Manufacturers looking to invest in activity based costing (ABC) software should consider the total cost of ownership before investing. Dean Palmer reports
Manufacturers looking to invest in activity based costing (ABC) software should consider the total cost of ownership before investing.
A recent white paper by consultancy firm Armstrong Laing Group (ALG) points out that the purchase price of ABC software is only part of the total programme cost.
Titled ‘Critical Issues in Minimising the Cost of O of ABC Programmes,’ the paper states that it takes time and money to build the model and populate it with data to generate results. Unless the software used is logically structured and capable of automatically taking data from legacy systems, the amount of human intervention required to do this, “Can be overwhelming and involve considerable costs.”
Aside from boosting its ego with statements about its own ABC software, Metify, ALG does admit that there’s a general problem, especially in larger companies who undertake ABC projects, to do with the update frequency of ABC models. Many hours of manual data manipulation to ensure results are accurate can be prohibitive and make firms reluctant to update models more frequently.

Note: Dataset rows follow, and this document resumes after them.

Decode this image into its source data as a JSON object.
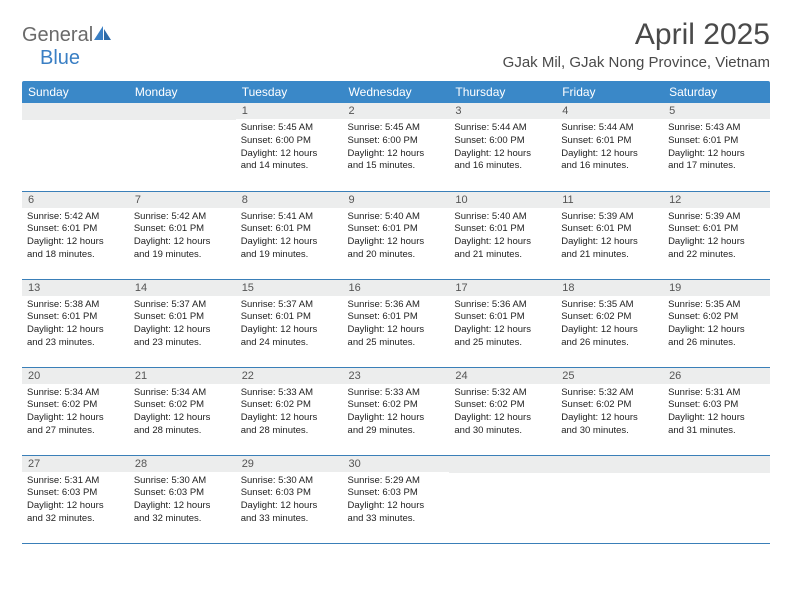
{
  "logo": {
    "text_left": "General",
    "text_right": "Blue"
  },
  "header": {
    "month_title": "April 2025",
    "location": "GJak Mil, GJak Nong Province, Vietnam"
  },
  "weekdays": [
    "Sunday",
    "Monday",
    "Tuesday",
    "Wednesday",
    "Thursday",
    "Friday",
    "Saturday"
  ],
  "colors": {
    "header_bg": "#3a88c8",
    "strip_bg": "#eceded",
    "border": "#3a7fb8",
    "logo_gray": "#6a6a6a",
    "logo_blue": "#3a7fc4"
  },
  "rows": [
    [
      {
        "day": "",
        "sunrise": "",
        "sunset": "",
        "daylight1": "",
        "daylight2": ""
      },
      {
        "day": "",
        "sunrise": "",
        "sunset": "",
        "daylight1": "",
        "daylight2": ""
      },
      {
        "day": "1",
        "sunrise": "Sunrise: 5:45 AM",
        "sunset": "Sunset: 6:00 PM",
        "daylight1": "Daylight: 12 hours",
        "daylight2": "and 14 minutes."
      },
      {
        "day": "2",
        "sunrise": "Sunrise: 5:45 AM",
        "sunset": "Sunset: 6:00 PM",
        "daylight1": "Daylight: 12 hours",
        "daylight2": "and 15 minutes."
      },
      {
        "day": "3",
        "sunrise": "Sunrise: 5:44 AM",
        "sunset": "Sunset: 6:00 PM",
        "daylight1": "Daylight: 12 hours",
        "daylight2": "and 16 minutes."
      },
      {
        "day": "4",
        "sunrise": "Sunrise: 5:44 AM",
        "sunset": "Sunset: 6:01 PM",
        "daylight1": "Daylight: 12 hours",
        "daylight2": "and 16 minutes."
      },
      {
        "day": "5",
        "sunrise": "Sunrise: 5:43 AM",
        "sunset": "Sunset: 6:01 PM",
        "daylight1": "Daylight: 12 hours",
        "daylight2": "and 17 minutes."
      }
    ],
    [
      {
        "day": "6",
        "sunrise": "Sunrise: 5:42 AM",
        "sunset": "Sunset: 6:01 PM",
        "daylight1": "Daylight: 12 hours",
        "daylight2": "and 18 minutes."
      },
      {
        "day": "7",
        "sunrise": "Sunrise: 5:42 AM",
        "sunset": "Sunset: 6:01 PM",
        "daylight1": "Daylight: 12 hours",
        "daylight2": "and 19 minutes."
      },
      {
        "day": "8",
        "sunrise": "Sunrise: 5:41 AM",
        "sunset": "Sunset: 6:01 PM",
        "daylight1": "Daylight: 12 hours",
        "daylight2": "and 19 minutes."
      },
      {
        "day": "9",
        "sunrise": "Sunrise: 5:40 AM",
        "sunset": "Sunset: 6:01 PM",
        "daylight1": "Daylight: 12 hours",
        "daylight2": "and 20 minutes."
      },
      {
        "day": "10",
        "sunrise": "Sunrise: 5:40 AM",
        "sunset": "Sunset: 6:01 PM",
        "daylight1": "Daylight: 12 hours",
        "daylight2": "and 21 minutes."
      },
      {
        "day": "11",
        "sunrise": "Sunrise: 5:39 AM",
        "sunset": "Sunset: 6:01 PM",
        "daylight1": "Daylight: 12 hours",
        "daylight2": "and 21 minutes."
      },
      {
        "day": "12",
        "sunrise": "Sunrise: 5:39 AM",
        "sunset": "Sunset: 6:01 PM",
        "daylight1": "Daylight: 12 hours",
        "daylight2": "and 22 minutes."
      }
    ],
    [
      {
        "day": "13",
        "sunrise": "Sunrise: 5:38 AM",
        "sunset": "Sunset: 6:01 PM",
        "daylight1": "Daylight: 12 hours",
        "daylight2": "and 23 minutes."
      },
      {
        "day": "14",
        "sunrise": "Sunrise: 5:37 AM",
        "sunset": "Sunset: 6:01 PM",
        "daylight1": "Daylight: 12 hours",
        "daylight2": "and 23 minutes."
      },
      {
        "day": "15",
        "sunrise": "Sunrise: 5:37 AM",
        "sunset": "Sunset: 6:01 PM",
        "daylight1": "Daylight: 12 hours",
        "daylight2": "and 24 minutes."
      },
      {
        "day": "16",
        "sunrise": "Sunrise: 5:36 AM",
        "sunset": "Sunset: 6:01 PM",
        "daylight1": "Daylight: 12 hours",
        "daylight2": "and 25 minutes."
      },
      {
        "day": "17",
        "sunrise": "Sunrise: 5:36 AM",
        "sunset": "Sunset: 6:01 PM",
        "daylight1": "Daylight: 12 hours",
        "daylight2": "and 25 minutes."
      },
      {
        "day": "18",
        "sunrise": "Sunrise: 5:35 AM",
        "sunset": "Sunset: 6:02 PM",
        "daylight1": "Daylight: 12 hours",
        "daylight2": "and 26 minutes."
      },
      {
        "day": "19",
        "sunrise": "Sunrise: 5:35 AM",
        "sunset": "Sunset: 6:02 PM",
        "daylight1": "Daylight: 12 hours",
        "daylight2": "and 26 minutes."
      }
    ],
    [
      {
        "day": "20",
        "sunrise": "Sunrise: 5:34 AM",
        "sunset": "Sunset: 6:02 PM",
        "daylight1": "Daylight: 12 hours",
        "daylight2": "and 27 minutes."
      },
      {
        "day": "21",
        "sunrise": "Sunrise: 5:34 AM",
        "sunset": "Sunset: 6:02 PM",
        "daylight1": "Daylight: 12 hours",
        "daylight2": "and 28 minutes."
      },
      {
        "day": "22",
        "sunrise": "Sunrise: 5:33 AM",
        "sunset": "Sunset: 6:02 PM",
        "daylight1": "Daylight: 12 hours",
        "daylight2": "and 28 minutes."
      },
      {
        "day": "23",
        "sunrise": "Sunrise: 5:33 AM",
        "sunset": "Sunset: 6:02 PM",
        "daylight1": "Daylight: 12 hours",
        "daylight2": "and 29 minutes."
      },
      {
        "day": "24",
        "sunrise": "Sunrise: 5:32 AM",
        "sunset": "Sunset: 6:02 PM",
        "daylight1": "Daylight: 12 hours",
        "daylight2": "and 30 minutes."
      },
      {
        "day": "25",
        "sunrise": "Sunrise: 5:32 AM",
        "sunset": "Sunset: 6:02 PM",
        "daylight1": "Daylight: 12 hours",
        "daylight2": "and 30 minutes."
      },
      {
        "day": "26",
        "sunrise": "Sunrise: 5:31 AM",
        "sunset": "Sunset: 6:03 PM",
        "daylight1": "Daylight: 12 hours",
        "daylight2": "and 31 minutes."
      }
    ],
    [
      {
        "day": "27",
        "sunrise": "Sunrise: 5:31 AM",
        "sunset": "Sunset: 6:03 PM",
        "daylight1": "Daylight: 12 hours",
        "daylight2": "and 32 minutes."
      },
      {
        "day": "28",
        "sunrise": "Sunrise: 5:30 AM",
        "sunset": "Sunset: 6:03 PM",
        "daylight1": "Daylight: 12 hours",
        "daylight2": "and 32 minutes."
      },
      {
        "day": "29",
        "sunrise": "Sunrise: 5:30 AM",
        "sunset": "Sunset: 6:03 PM",
        "daylight1": "Daylight: 12 hours",
        "daylight2": "and 33 minutes."
      },
      {
        "day": "30",
        "sunrise": "Sunrise: 5:29 AM",
        "sunset": "Sunset: 6:03 PM",
        "daylight1": "Daylight: 12 hours",
        "daylight2": "and 33 minutes."
      },
      {
        "day": "",
        "sunrise": "",
        "sunset": "",
        "daylight1": "",
        "daylight2": ""
      },
      {
        "day": "",
        "sunrise": "",
        "sunset": "",
        "daylight1": "",
        "daylight2": ""
      },
      {
        "day": "",
        "sunrise": "",
        "sunset": "",
        "daylight1": "",
        "daylight2": ""
      }
    ]
  ]
}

ALG differentiates its own software from the competition by including an assignment methodology. This means that multiple cost items can be assigned to an activity with just one selection. ALG claims that in competing software every activity has to be individually linked with every cost object. As the paper quite rightly points out, “This may be acceptable for a small number of items, but what if there are 500 activities and 3,000 products? The user would have to manually make 1.5 million clicks to assign each activity to each product.” Good point I suppose.